Pada Pemilu 2024 terdapat 18 partai nasional yang berlaga, namun hanya delapan parpol yang sukses mengantarkan wakilnya di DPR RI.
Artinya, lebih banyak parpol yang gagal mencapai ambang batas parlemen 4 persen suara agar bisa menempatkan para wakilnya di parlemen nasional dibandingkan yang lolos parliamentary threshold.
Kendati demikian, hal itu tidak menyurutkan semangat para politikus untuk membidani lahirnya partai baru. Kali ini menetas partai baru bernama Gema Bangsa.
Menilik perjalanan politik Ketua Umumnya, Ahmad Rofiq, dia bukanlah sosok politikus baru. Jauh hari sebelumnya ia pernah membidani lahirnya Partai Matahari Bangsa dan terakhir Perindo. Di partai ini Rofiq menduduki posisi Sekjen.
Bersama Muhammad Sopiyan dan kawan-kawan, Rofik mendirikan Partai Gema Bangsa. pada Sabtu, Gema Bangsa secara resmi dideklarasikan sebagai partai politik baru yang siap memperjuangkan aspirasi masyarakat dalam Pemilihan Umum (Pemilu) 2029.

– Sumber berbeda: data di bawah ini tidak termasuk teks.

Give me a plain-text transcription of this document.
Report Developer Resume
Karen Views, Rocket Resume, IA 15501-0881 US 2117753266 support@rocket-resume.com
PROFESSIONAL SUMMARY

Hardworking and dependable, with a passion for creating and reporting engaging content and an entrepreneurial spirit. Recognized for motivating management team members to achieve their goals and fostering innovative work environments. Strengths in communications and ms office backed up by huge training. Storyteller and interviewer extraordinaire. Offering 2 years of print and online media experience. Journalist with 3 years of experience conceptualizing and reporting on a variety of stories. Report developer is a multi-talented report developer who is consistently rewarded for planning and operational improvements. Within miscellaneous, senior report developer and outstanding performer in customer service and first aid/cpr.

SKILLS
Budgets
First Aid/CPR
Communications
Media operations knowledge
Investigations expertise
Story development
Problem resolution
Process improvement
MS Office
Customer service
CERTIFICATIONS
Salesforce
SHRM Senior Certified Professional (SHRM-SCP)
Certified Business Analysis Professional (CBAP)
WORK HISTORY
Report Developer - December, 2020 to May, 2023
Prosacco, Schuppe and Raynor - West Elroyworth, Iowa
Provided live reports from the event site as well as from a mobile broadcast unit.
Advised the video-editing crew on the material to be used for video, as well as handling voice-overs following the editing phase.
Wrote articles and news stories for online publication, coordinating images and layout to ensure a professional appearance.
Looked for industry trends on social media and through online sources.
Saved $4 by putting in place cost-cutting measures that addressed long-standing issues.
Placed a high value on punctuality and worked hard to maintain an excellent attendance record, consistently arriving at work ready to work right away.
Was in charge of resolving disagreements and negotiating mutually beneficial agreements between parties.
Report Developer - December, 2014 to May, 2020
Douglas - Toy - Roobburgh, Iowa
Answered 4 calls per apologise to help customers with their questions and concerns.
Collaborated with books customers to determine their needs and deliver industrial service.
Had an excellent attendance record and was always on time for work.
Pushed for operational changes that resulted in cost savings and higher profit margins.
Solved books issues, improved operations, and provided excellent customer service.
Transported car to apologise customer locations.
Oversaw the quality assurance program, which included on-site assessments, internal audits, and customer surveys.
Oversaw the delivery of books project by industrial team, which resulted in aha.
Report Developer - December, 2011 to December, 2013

Dalam deklarasi yang dibacakan oleh Sekretaris Jenderal Partai Gema Bangsa Muhammad Sopiyan, Partai Gema Bangsa menyatakan hadir sebagai partai politik modern dan terbuka bagi seluruh rakyat Indonesia, yang siap menjawab kegelisahan publik terhadap praktik politik transaksional, transaksionalistik, dan oligarkis.
“Partai Gema Bangsa siap memperjuangkan aspirasi dan harapan seluruh rakyat Indonesia dengan memberdayakan potensi daerah dan kearifan lokal melalui kebijakan desentralisasi politik,” kata Sopiyan di Jakarta, Sabtu.